Musée National Eugène Delacroix

Sacoche à pistolets

Anonyme

@ RMN / F. Raux / R-G. Ojéda

Anonyme

Maroc
Début du XIXe siècle (?)
Cuir brodé
H. 0,320 m ; L. 0,180 m
Don Mme Veuve Etienne Cournault à la Société des Amis d’E. Delacroix, 1952 ; reversement au musée E. Delacroix, 2002
MD 2002-214

Cet étui piriforme, équipé d’une lanière en cuir et d’une bride, est destiné à recevoir deux pistolets. Parmi la riche collection d’objets marocains que possède le musée, de nombreux autres sont également en cuir : sacoches (en arabe choukara), cartouchière, poire à poudre ou encore corne à poudre. Tous proviennent de la collection de Charles Cournault (1815-1914), peintre orientaliste à qui Delacroix légua la plupart de ses souvenirs du Maroc.

 

Richement décorée, cette sacoche à pistolets est composée de deux espaces de rangement, délimités par une couture centrale. La pochette extérieure est rehaussée d’un motif brodé de fils colorés (rouge, jaune paille, vert, bleu et écru), légèrement usés. Le décor est composé d’une arabesque dont les branches sont terminées par un dessin de rosettes aux pétales alternativement rouges et jaunes. Des palmettes bleues et vertes ornent les écoinçons et un motif de fleuron écru, bleu et vert figure de part et d’autre de la couture, inscrit dans un cartouche brodé.
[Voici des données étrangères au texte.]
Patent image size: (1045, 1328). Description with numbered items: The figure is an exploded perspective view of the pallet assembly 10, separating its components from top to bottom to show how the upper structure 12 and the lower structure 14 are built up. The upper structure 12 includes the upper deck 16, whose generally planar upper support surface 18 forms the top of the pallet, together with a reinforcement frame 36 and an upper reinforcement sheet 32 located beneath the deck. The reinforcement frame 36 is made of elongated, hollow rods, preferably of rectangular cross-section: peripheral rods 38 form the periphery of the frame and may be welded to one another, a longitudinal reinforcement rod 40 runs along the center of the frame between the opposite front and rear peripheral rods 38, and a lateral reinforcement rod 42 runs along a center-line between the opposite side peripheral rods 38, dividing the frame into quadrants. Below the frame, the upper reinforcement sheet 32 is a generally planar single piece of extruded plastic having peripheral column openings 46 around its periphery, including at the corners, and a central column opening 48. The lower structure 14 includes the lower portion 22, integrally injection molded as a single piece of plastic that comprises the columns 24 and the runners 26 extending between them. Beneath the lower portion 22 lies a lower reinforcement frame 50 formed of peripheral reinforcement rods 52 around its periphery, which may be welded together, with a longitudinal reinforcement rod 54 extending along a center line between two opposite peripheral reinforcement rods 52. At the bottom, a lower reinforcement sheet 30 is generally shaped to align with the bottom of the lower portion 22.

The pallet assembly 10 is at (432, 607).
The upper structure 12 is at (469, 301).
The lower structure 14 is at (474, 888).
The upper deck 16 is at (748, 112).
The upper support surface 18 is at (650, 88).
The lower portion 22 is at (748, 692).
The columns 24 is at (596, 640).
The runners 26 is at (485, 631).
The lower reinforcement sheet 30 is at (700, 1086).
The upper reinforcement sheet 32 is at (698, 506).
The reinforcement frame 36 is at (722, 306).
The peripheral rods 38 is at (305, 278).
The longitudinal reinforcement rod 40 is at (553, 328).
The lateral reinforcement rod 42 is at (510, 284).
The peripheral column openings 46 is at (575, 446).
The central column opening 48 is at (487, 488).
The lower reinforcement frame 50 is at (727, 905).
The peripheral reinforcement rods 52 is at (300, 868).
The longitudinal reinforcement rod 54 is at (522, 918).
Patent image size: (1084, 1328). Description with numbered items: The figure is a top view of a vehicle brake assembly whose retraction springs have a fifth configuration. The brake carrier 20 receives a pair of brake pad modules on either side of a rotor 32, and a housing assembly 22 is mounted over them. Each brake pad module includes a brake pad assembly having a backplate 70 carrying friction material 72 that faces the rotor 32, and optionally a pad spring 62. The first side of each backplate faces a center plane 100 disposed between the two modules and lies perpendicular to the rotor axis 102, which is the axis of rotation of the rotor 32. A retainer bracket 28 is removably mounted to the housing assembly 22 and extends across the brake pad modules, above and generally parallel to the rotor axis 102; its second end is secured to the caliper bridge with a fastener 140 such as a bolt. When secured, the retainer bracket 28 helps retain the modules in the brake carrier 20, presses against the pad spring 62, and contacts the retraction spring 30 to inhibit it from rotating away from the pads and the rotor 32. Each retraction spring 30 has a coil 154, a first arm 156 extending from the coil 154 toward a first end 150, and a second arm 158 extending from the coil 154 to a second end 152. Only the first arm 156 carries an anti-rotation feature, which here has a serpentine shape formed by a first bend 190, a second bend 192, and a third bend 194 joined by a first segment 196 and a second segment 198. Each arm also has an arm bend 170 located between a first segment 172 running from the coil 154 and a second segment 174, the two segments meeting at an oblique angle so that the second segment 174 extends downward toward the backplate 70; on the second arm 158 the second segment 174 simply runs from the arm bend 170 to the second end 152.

Le voyage au Maroc de Delacroix

En 1832, Eugène Delacroix a accompagné au Maroc le comte Charles de Mornay, ambassadeur extraordinaire envoyé par Louis-Philippe auprès du Sultan Muley Abd-err-Rahmann. Ce séjour, d’une durée d’environ de six mois, de janvier à juillet, eut sur lui une influence déterminante : la terre africaine lui révéla non seulement la noblesse d’un peuple, "l’Antiquité vivante", mais également la splendeur de la lumière. Il en rapporta de nombreuses études ainsi que divers souvenirs tels que des instruments de musique, des céramiques, des textiles, des sabres ou encore des cuirs dont cette sacoche à pistolets. Comme autant d’éléments de nature morte, ces accessoires figurent dans de nombreuses œuvres d’inspiration marocaine, par exemple Garde de corps à Meknès (Wuppertal, Von der Heydt Museum), Chef marocain appelant ses compagnons (Norfolk, The Chrysler Museum of Art) ou Deux arabes assis (Bordeaux, musée des Beaux-Arts). Telle une signature, ils prennent souvent place dans un angle en bas de la toile.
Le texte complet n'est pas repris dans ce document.